Saturday, August 05, 2006

On thought

"The modern-minded man, although he believes profoundly in the wisdom of his period, must be presumed to be very modest about his personal powers. His highest hope is to think first what is about to be thought, to say what is about to be said, and to feel what is about to be felt; he has no wish to think better thoughts than his neighbors, to say things showing more insight, or to have emotions which are not those of some fashionable group, but only to be slightly ahead of others in point of time. Quite deliberately he suppresses what is individual in himself for the sake of the admiration of the herd."

-- Bertrand Russell, "On Being Modern-Minded," Unpopular Essays
Correct perception, incorrect analysis. It is not possible for a human being to have a thought which is outside the capacity of humans to have; and if there is an absolute, universal, ontological truth - it must be one that can occur to anyone. Arcane, secret knowledge does not scale.

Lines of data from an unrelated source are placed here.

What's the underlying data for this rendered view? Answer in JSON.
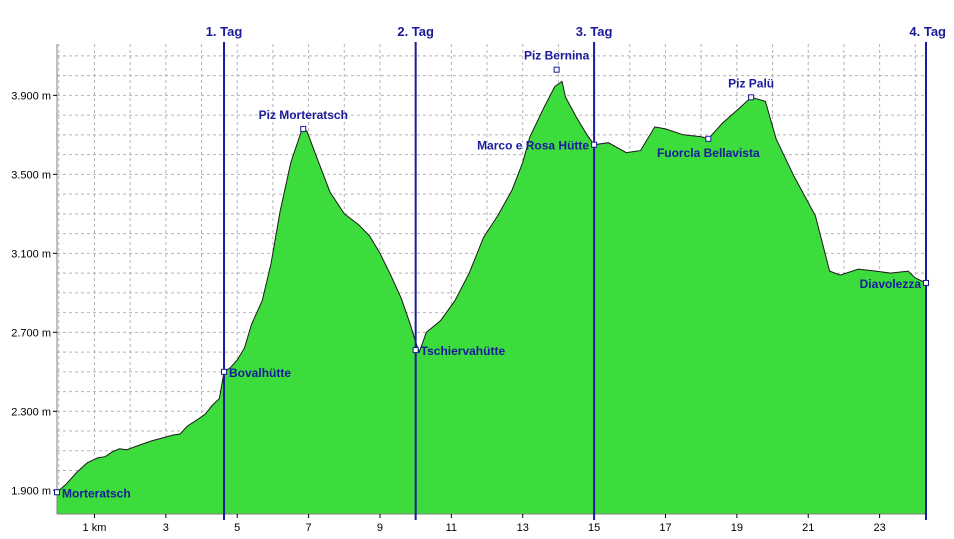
{
  "chart_data": {
    "type": "area",
    "title": "",
    "xlabel": "",
    "ylabel": "",
    "xlim": [
      -0.05,
      24.3
    ],
    "ylim": [
      1780,
      4160
    ],
    "grid": true,
    "colors": {
      "fill": "#3ddc3d",
      "line": "#1a1a1a",
      "marker": "#1a1a9c",
      "grid": "#b4b4b4"
    },
    "x_ticks": [
      {
        "value": 1,
        "label": "1 km"
      },
      {
        "value": 3,
        "label": "3"
      },
      {
        "value": 5,
        "label": "5"
      },
      {
        "value": 7,
        "label": "7"
      },
      {
        "value": 9,
        "label": "9"
      },
      {
        "value": 11,
        "label": "11"
      },
      {
        "value": 13,
        "label": "13"
      },
      {
        "value": 15,
        "label": "15"
      },
      {
        "value": 17,
        "label": "17"
      },
      {
        "value": 19,
        "label": "19"
      },
      {
        "value": 21,
        "label": "21"
      },
      {
        "value": 23,
        "label": "23"
      }
    ],
    "y_ticks": [
      {
        "value": 1900,
        "label": "1.900 m"
      },
      {
        "value": 2300,
        "label": "2.300 m"
      },
      {
        "value": 2700,
        "label": "2.700 m"
      },
      {
        "value": 3100,
        "label": "3.100 m"
      },
      {
        "value": 3500,
        "label": "3.500 m"
      },
      {
        "value": 3900,
        "label": "3.900 m"
      }
    ],
    "profile": [
      [
        -0.05,
        1890
      ],
      [
        0.2,
        1930
      ],
      [
        0.5,
        1990
      ],
      [
        0.8,
        2040
      ],
      [
        1.1,
        2065
      ],
      [
        1.3,
        2070
      ],
      [
        1.5,
        2095
      ],
      [
        1.7,
        2110
      ],
      [
        1.9,
        2105
      ],
      [
        2.2,
        2125
      ],
      [
        2.6,
        2150
      ],
      [
        2.9,
        2165
      ],
      [
        3.2,
        2180
      ],
      [
        3.4,
        2185
      ],
      [
        3.6,
        2225
      ],
      [
        3.9,
        2260
      ],
      [
        4.1,
        2285
      ],
      [
        4.3,
        2330
      ],
      [
        4.5,
        2365
      ],
      [
        4.63,
        2500
      ],
      [
        4.8,
        2520
      ],
      [
        5.0,
        2560
      ],
      [
        5.2,
        2620
      ],
      [
        5.4,
        2740
      ],
      [
        5.7,
        2860
      ],
      [
        5.95,
        3050
      ],
      [
        6.2,
        3310
      ],
      [
        6.5,
        3560
      ],
      [
        6.8,
        3720
      ],
      [
        6.95,
        3720
      ],
      [
        7.2,
        3600
      ],
      [
        7.6,
        3410
      ],
      [
        8.0,
        3300
      ],
      [
        8.4,
        3245
      ],
      [
        8.7,
        3190
      ],
      [
        9.0,
        3100
      ],
      [
        9.3,
        2990
      ],
      [
        9.6,
        2870
      ],
      [
        9.85,
        2740
      ],
      [
        10.0,
        2650
      ],
      [
        10.1,
        2600
      ],
      [
        10.3,
        2700
      ],
      [
        10.7,
        2760
      ],
      [
        11.1,
        2860
      ],
      [
        11.5,
        3000
      ],
      [
        11.9,
        3180
      ],
      [
        12.3,
        3290
      ],
      [
        12.7,
        3420
      ],
      [
        13.0,
        3560
      ],
      [
        13.2,
        3690
      ],
      [
        13.6,
        3840
      ],
      [
        13.9,
        3945
      ],
      [
        14.1,
        3970
      ],
      [
        14.2,
        3890
      ],
      [
        14.5,
        3790
      ],
      [
        14.8,
        3700
      ],
      [
        15.0,
        3650
      ],
      [
        15.4,
        3660
      ],
      [
        15.9,
        3610
      ],
      [
        16.3,
        3620
      ],
      [
        16.7,
        3740
      ],
      [
        17.0,
        3730
      ],
      [
        17.5,
        3700
      ],
      [
        18.0,
        3690
      ],
      [
        18.2,
        3680
      ],
      [
        18.6,
        3760
      ],
      [
        19.1,
        3840
      ],
      [
        19.4,
        3890
      ],
      [
        19.8,
        3870
      ],
      [
        20.1,
        3680
      ],
      [
        20.6,
        3490
      ],
      [
        21.2,
        3290
      ],
      [
        21.6,
        3010
      ],
      [
        21.9,
        2990
      ],
      [
        22.4,
        3020
      ],
      [
        22.9,
        3010
      ],
      [
        23.3,
        3000
      ],
      [
        23.8,
        3010
      ],
      [
        24.0,
        2975
      ],
      [
        24.3,
        2950
      ]
    ],
    "waypoints": [
      {
        "name": "Morteratsch",
        "x": -0.05,
        "y": 1890,
        "label_side": "right"
      },
      {
        "name": "Bovalhütte",
        "x": 4.63,
        "y": 2500,
        "label_side": "right"
      },
      {
        "name": "Piz Morteratsch",
        "x": 6.85,
        "y": 3730,
        "label_side": "above"
      },
      {
        "name": "Tschiervahütte",
        "x": 10.0,
        "y": 2610,
        "label_side": "right"
      },
      {
        "name": "Piz Bernina",
        "x": 13.95,
        "y": 4030,
        "label_side": "above"
      },
      {
        "name": "Marco e Rosa Hütte",
        "x": 15.0,
        "y": 3650,
        "label_side": "left"
      },
      {
        "name": "Fuorcla Bellavista",
        "x": 18.2,
        "y": 3680,
        "label_side": "below"
      },
      {
        "name": "Piz Palü",
        "x": 19.4,
        "y": 3890,
        "label_side": "above"
      },
      {
        "name": "Diavolezza",
        "x": 24.3,
        "y": 2950,
        "label_side": "left"
      }
    ],
    "day_markers": [
      {
        "label": "1. Tag",
        "x": 4.63
      },
      {
        "label": "2. Tag",
        "x": 10.0
      },
      {
        "label": "3. Tag",
        "x": 15.0
      },
      {
        "label": "4. Tag",
        "x": 24.3
      }
    ]
  }
}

In this case, truth = onto. The fundamental logical equation upon which all nature and humanity is based. The original goal of all philosophy. From the Greek "to on", meaning "that which is". Ontology is the search for the basis of existence, with a view to explain and understand it and not stumble about in the dark. The meaning of life essentially, only not confined to life.

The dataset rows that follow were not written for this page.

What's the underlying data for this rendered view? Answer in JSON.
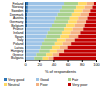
{
  "chart_data": {
    "type": "bar",
    "orientation": "horizontal",
    "stacked": true,
    "x_label": "% of respondents",
    "categories": [
      "Finland",
      "Norway",
      "Sweden",
      "Denmark",
      "Austria",
      "Germany",
      "Belgium",
      "France",
      "Ireland",
      "Spain",
      "Italy",
      "Poland",
      "Latvia",
      "Hungary",
      "Greece",
      "Bulgaria"
    ],
    "series": [
      {
        "name": "Very good",
        "color": "#2e75b6",
        "values": [
          5,
          4,
          4,
          3,
          3,
          3,
          3,
          2,
          2,
          2,
          2,
          2,
          2,
          2,
          1,
          1
        ]
      },
      {
        "name": "Good",
        "color": "#9dc3e6",
        "values": [
          50,
          48,
          45,
          43,
          40,
          38,
          35,
          33,
          30,
          28,
          25,
          22,
          20,
          18,
          15,
          12
        ]
      },
      {
        "name": "Fair",
        "color": "#a9d18e",
        "values": [
          20,
          20,
          20,
          20,
          20,
          20,
          20,
          20,
          20,
          20,
          18,
          18,
          16,
          15,
          14,
          12
        ]
      },
      {
        "name": "Neutral",
        "color": "#ffd966",
        "values": [
          12,
          12,
          12,
          12,
          12,
          12,
          12,
          12,
          12,
          12,
          12,
          11,
          11,
          10,
          9,
          8
        ]
      },
      {
        "name": "Poor",
        "color": "#f4b183",
        "values": [
          10,
          11,
          11,
          12,
          13,
          13,
          14,
          15,
          14,
          13,
          13,
          12,
          11,
          10,
          9,
          7
        ]
      },
      {
        "name": "Very poor",
        "color": "#c00000",
        "values": [
          3,
          5,
          8,
          10,
          12,
          14,
          16,
          18,
          22,
          25,
          30,
          35,
          40,
          45,
          52,
          60
        ]
      }
    ],
    "xlim": [
      0,
      100
    ],
    "xticks": [
      0,
      20,
      40,
      60,
      80,
      100
    ],
    "legend": "bottom"
  }
}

Any thought that an exceptional thinker may have is but one that somebody else would have come upon later (and often enough, somebody has come upon before, but didn't have as good PR). All known philosophy which is in an imperfect sense true, that is, applicable to the perceived world in a useful way, has been created through a titanic effort by the outstanding thinkers of old. But to a modern man who had the benefit of modern schooling, it is self-evident. Both philosophers and students of philosophy like to talk in very complicated phrases - partly for snobbish exclusionism, partly because between two people proficient in the vernacular it really is a more efficient way of sharing ideas. Yet, once you get past all the pretty turn of phrase, the author's point can be summed up in a simple sentence.

Now, humanity's average capability for intelligent thought is not likely to increase very dramatically over time, at least not in the evolutionary blink of an eye we've had to develop philosophy (less than five thousand years); a historical genius, presented with the knowledge base of 2006 AD, would be able to do wonderful things with it.

The point being: any exceptional thought that a genius philosopher may have is inevitably going to be bloody obvious to people living some time after him. Thus it is moronic to suggest that staying ahead of the curve is ignoble. The tidal wave will assimilate you whatever you do. It's just a matter of the interval. Very smart people are far ahead of the surf, marginally above average ones are marginally ahead of it. (And the really smart ones don't get ahead of the surf at all - they point the wave in the right direction.)

Exceptional thought is always self-evident thought expressed before it became self-evident.